A Luciana da vida real

A Luciana desta coluna é de carne e osso, tem 27 anos e mora no Guará, cidade-satélite do Distrito Federal.

Redação
Publicado em 13/08/2010, às 15h46

Luciana é jovem, loira, tem um sorriso que contagia e é cadeirante. Mas não, não estamos falando da personagem da recente novela exibida no horário nobre da TV brasileira. Qualquer semelhança com a ficção é mera coincidência. A Luciana desta coluna é de carne e osso, tem 27 anos e mora no Guará, cidade-satélite do Distrito Federal.

Portadora de atrofia muscular espinhal, a jovem não tem todos os movimentos dos membros superiores e inferiores e, como ela relata, necessita da ajuda de outras pessoas para realizar suas atividades básicas diárias. “Tive os primeiros sintomas com oito meses de idade, perdi o equilíbrio do corpo e a sustentação dos membros inferiores”, conta.

Mesmo com as limitações impostas pela doença, Luciana garante conseguir levar uma vida o mais “normal” possível, com as aspas acrescentadas por ela mesma. Não precisa realizar tratamentos médicos ou fazer uso de medicações constantes e, para melhorar sua rotina, o local em que vive e o carro da família são adaptados. A casa conta com elevadores de acesso às partes superiores, rampas de acesso e espaço amplo para que ela consiga se movimentar adequadamente. O automóvel também é grande o suficiente para ela e a cadeira de rodas. 

No entanto, é claro que algumas dificuldades se impuseram ao longo do caminho. Na infância, por exemplo, foi difícil para os pais de Luciana encontrar uma escola que a aceitasse como aluna, justamente por conta de sua deficiência. Depois de muita insistência, ela passou a frequentar as aulas do então ensino primário e chegou a ser reconhecida como destaque na instituição.

Outro momento delicado foi quando estava na universidade e tentava encontrar sua primeira colocação profissional. Matriculada no curso de administração, carreira escolhida inspirada pelo pai que é administrador de empresas, ela sofreu ao buscar um emprego ou estágio. “Até recebia convites por telefone para participar de processos seletivos, mas quando mencionava minha deficiência, logo me dispensavam alegando que a empresa não possuía as condições físicas necessárias para me contratar”. A primeira experiência no mercado de trabalho só apareceu depois de alguns meses de procura, quando foi chamada para atuar em uma instituição de pessoas com deficiência.  

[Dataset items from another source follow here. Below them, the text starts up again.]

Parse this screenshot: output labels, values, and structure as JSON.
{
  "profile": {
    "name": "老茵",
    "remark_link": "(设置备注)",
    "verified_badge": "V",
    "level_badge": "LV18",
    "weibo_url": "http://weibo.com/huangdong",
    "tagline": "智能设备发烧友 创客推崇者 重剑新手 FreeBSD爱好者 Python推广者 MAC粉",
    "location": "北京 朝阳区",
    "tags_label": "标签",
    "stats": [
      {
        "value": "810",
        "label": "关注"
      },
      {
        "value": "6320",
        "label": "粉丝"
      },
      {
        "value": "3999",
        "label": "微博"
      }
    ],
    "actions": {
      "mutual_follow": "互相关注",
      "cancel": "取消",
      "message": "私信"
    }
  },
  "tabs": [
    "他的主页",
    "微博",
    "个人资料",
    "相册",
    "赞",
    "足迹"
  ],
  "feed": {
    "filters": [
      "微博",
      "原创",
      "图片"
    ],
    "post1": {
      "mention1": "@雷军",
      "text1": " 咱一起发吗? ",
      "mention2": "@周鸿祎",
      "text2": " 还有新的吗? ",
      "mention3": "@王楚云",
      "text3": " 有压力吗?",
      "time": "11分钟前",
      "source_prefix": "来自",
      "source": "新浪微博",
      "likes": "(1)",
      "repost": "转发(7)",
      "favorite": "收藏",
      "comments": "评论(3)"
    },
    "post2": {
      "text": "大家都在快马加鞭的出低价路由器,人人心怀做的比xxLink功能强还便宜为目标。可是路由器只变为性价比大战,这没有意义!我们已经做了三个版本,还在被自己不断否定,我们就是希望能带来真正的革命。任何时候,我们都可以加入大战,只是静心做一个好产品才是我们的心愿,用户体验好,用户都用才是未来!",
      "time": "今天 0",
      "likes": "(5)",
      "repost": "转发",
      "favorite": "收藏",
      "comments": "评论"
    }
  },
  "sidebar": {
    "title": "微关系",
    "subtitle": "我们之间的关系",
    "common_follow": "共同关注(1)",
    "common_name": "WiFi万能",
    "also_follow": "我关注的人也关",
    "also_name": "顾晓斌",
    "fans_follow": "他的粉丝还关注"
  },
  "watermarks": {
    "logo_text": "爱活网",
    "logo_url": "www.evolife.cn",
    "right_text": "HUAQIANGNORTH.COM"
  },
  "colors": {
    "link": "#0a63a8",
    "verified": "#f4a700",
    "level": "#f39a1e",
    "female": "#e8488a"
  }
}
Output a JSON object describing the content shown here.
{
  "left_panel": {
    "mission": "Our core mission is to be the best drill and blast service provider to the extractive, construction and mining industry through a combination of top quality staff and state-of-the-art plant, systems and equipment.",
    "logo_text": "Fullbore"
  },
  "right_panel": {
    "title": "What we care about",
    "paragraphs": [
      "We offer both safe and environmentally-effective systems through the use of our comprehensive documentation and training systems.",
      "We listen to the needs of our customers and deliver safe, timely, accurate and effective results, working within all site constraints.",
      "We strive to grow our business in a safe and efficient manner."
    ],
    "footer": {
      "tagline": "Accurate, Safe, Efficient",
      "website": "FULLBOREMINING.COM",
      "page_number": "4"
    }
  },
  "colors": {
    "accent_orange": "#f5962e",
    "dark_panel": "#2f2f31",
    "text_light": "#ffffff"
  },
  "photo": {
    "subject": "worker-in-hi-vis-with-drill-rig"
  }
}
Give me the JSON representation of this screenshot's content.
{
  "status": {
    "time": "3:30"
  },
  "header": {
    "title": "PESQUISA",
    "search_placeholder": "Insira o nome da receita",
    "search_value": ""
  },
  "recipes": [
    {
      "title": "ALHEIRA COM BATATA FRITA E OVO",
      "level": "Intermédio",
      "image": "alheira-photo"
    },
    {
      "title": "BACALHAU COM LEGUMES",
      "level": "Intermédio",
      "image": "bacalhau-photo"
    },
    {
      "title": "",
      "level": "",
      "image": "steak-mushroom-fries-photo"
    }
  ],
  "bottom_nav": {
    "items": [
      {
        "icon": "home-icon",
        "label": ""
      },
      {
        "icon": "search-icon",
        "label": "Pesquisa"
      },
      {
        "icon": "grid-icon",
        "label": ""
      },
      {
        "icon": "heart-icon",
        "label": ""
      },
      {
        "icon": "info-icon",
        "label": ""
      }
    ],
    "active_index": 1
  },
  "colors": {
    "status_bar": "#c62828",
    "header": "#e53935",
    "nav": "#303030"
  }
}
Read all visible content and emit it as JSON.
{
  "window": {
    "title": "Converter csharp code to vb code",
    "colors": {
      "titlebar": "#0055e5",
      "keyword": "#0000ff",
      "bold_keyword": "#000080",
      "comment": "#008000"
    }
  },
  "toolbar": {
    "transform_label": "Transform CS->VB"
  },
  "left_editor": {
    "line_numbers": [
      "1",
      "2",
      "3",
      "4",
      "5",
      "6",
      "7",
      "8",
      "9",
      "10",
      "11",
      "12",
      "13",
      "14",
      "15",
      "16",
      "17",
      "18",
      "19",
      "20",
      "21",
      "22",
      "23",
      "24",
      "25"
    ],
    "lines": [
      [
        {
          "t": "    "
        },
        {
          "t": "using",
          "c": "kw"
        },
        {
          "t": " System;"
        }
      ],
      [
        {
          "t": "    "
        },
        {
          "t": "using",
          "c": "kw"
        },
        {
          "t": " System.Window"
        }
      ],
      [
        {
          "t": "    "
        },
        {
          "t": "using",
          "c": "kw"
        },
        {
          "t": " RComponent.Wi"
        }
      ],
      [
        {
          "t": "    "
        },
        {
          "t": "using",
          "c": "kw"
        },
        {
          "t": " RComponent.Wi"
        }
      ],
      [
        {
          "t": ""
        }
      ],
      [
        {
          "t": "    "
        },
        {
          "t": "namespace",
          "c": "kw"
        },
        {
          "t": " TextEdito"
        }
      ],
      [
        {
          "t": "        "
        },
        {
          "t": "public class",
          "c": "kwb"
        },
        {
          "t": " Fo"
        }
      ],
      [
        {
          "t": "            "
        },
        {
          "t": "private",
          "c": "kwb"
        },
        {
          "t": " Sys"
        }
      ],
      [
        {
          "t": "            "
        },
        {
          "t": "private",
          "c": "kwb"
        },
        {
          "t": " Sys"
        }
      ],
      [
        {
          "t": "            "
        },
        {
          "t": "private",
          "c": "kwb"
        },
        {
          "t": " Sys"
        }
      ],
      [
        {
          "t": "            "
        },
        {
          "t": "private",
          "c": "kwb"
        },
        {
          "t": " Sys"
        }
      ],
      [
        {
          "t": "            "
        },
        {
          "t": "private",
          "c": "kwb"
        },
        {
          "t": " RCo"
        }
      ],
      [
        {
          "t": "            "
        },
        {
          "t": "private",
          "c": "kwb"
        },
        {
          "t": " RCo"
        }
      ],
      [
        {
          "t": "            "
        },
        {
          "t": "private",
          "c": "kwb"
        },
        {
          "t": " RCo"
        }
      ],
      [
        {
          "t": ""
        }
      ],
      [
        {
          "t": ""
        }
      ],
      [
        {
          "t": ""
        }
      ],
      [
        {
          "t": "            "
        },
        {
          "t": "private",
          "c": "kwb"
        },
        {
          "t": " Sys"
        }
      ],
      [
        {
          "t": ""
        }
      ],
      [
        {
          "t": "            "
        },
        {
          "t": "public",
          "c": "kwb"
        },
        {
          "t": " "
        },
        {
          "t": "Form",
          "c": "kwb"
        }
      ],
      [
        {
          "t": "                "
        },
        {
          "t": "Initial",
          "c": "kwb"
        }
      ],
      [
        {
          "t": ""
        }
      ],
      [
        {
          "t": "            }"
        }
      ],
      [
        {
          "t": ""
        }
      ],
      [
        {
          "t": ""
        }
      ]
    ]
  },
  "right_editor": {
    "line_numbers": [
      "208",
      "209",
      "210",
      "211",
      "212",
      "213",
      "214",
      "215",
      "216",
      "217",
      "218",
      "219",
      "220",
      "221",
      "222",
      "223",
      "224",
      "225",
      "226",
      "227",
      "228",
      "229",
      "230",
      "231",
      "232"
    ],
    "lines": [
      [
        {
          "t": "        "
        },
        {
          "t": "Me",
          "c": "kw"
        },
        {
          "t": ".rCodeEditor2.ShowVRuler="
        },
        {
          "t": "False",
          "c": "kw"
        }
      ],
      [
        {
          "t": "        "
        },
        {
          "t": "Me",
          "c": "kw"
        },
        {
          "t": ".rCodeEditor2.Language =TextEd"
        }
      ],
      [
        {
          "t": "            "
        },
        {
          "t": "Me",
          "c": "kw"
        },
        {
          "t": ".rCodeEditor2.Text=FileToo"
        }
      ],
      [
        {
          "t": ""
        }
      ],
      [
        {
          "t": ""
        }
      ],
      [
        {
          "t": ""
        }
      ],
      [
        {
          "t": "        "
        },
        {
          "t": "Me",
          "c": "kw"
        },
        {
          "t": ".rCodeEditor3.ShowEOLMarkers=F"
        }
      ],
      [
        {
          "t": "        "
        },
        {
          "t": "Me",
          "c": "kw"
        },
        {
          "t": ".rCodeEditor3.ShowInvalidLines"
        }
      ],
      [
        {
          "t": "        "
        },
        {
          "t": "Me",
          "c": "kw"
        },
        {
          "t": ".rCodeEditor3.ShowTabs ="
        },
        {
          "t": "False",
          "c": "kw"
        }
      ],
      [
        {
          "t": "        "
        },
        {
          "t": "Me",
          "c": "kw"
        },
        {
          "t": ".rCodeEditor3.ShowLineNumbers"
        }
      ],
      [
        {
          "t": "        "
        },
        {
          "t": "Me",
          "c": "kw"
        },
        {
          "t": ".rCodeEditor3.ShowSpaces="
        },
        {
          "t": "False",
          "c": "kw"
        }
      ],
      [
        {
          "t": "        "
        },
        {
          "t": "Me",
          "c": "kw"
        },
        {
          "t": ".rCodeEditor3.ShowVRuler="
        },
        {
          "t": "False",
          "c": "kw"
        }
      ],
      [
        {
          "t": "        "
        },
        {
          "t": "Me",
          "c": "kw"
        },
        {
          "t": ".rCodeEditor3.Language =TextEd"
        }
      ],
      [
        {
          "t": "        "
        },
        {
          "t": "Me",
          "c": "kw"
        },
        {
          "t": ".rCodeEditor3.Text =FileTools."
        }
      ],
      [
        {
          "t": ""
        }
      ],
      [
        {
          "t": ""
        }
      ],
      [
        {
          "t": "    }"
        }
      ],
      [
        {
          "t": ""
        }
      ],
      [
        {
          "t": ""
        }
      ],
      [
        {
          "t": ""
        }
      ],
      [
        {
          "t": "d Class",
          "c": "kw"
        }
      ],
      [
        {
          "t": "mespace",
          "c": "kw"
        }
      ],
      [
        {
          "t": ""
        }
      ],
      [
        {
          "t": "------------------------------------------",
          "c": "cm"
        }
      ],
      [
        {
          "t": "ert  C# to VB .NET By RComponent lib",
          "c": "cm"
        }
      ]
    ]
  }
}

Foi por sentir na pele a dificuldade que uma pessoa portadora de necessidades especiais tinha de enfrentar para ingressar em uma empresa da iniciativa privada que Luciana começou a pensar na alternativa de prestar concursos. “Os concursos, hoje, são a melhor opção para qualquer pessoa”, reitera a jovem.

E assim teve início sua jornada de concurseira. Estudava em casa e frequentou dois cursinhos preparatórios especializados. Disputou várias seleções sem obter êxito, até que foi aprovada no processo seletivo da Empresa de Correios e Telégrafos (ECT) em 2005. Concorreu a dois cargos – um que exigia nível médio e outro que pedia ensino superior –, passou em ambos, mas não pôde assumir a vaga de nível superior por ainda não ter concluído a faculdade. Começou a trabalhar, então, no cargo de nível médio e permaneceu na ECT por um ano e meio.

Saiu de lá para tomar posse em outro órgão público, a Companhia de Saneamento Ambiental do Distrito Federal (Caesb). Está lá até hoje, ocupando a função de analista de administração de recursos humanos. Mas, Luciana já está preparada para dar adeus aos colegas de trabalho a qualquer instante. É que, em 2008, ela participou da seleção para técnico judiciário (nível médio) no Tribunal de Justiça do Distrito Federal e dos Territórios (TJDFT) e conseguiu outra aprovação. Agora, aguarda sua nomeação sair. “Apesar de gostar da Caesb e de trocar um cargo de nível superior para o de técnico, o TJ vai me dar a possibilidade de começar a trilhar uma carreira jurídica”.

Aos espantados, a explicação. Após terminar o primeiro curso superior, Luciana não se deu por satisfeita e foi correr atrás de outro sonho. Atualmente, ela cursa o terceiro ano de direito e divide seu tempo entre o trabalho e as aulas. “Quando terminar a faculdade, vou me dedicar aos concursos de analista na área jurídica, para tribunais, Ministério Público etc”.